Recovering from DOKS volumes multi‐attach error

Hugo Denizart edited this page Sep 7, 2023 · 1 revision

After a general disruption/failure (such as network blips, node/DOKS/control plane/volumes failure...), it may happen that a workload is stuck.

Upon manual or automatic re-deployment, the workload may remain stuck, and you may observe in events (by running kubectl describe) a multi-attach/MountVolume.SetUp error.
Make sure it is related to a volume though, otherwise none of this applies. For example, the following is an error reading a ConfigMap from a control plane failure: image

(in such a case, we can only get DigitalOcean to fix their shit.)

The PVC should be directly referenced to in the error message. That means this volume is stuck mounted on a previous node.
In that case, make sure there's no other pod referencing that volume. If there is, the new pod cannot run until the old pod gets terminated. If it doesn't get terminated after ~30sec, a kill may be attempted. If the kill doesn't succeed, we have an ongoing node/control plane failure.
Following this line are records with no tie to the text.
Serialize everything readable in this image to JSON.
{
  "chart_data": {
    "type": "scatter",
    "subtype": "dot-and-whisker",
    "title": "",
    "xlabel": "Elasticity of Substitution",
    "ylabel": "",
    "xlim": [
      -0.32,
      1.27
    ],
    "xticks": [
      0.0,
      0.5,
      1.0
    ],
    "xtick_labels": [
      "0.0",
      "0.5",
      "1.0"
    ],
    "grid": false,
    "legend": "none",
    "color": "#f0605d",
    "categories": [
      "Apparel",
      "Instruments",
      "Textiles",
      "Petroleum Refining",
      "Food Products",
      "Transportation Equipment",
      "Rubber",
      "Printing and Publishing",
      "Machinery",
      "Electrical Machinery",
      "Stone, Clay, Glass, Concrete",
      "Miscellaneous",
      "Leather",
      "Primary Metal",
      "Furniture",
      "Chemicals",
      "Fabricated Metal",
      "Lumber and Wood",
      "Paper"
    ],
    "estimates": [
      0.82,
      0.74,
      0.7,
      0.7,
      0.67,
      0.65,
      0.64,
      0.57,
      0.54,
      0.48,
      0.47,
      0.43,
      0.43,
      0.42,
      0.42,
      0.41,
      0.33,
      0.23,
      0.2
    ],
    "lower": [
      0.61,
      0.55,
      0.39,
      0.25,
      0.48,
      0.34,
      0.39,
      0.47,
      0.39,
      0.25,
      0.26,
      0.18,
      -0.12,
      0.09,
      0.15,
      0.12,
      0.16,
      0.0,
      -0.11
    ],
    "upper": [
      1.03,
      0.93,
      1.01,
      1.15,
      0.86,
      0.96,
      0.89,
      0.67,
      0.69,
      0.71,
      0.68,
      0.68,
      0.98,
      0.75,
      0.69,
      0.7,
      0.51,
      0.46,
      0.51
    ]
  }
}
While this should quickly restore itself as the underlying systems recover, in the case of s3-nginx-proxy, a workaround may be attempted. The volume is only used for cache and can be discarded:

  • Get the pod manifest: kubectl get pvc -n s3-nginx-proxy s3-nginx-proxy-s3-nginx-proxy-chart -o yaml > pvc.yaml
  • Rename and apply using kubectl apply -n s3-nginx-proxy -f pvc.yaml
  • Edit the Deployment: kubectl edit -n s3-nginx-proxy deploy/s3-nginx-proxy-s3-nginx-proxy-chart
    Look for the claimName under .spec.template.spec.volumes and update it with the new name

A new pod should replace the older one with a fresh cache volume.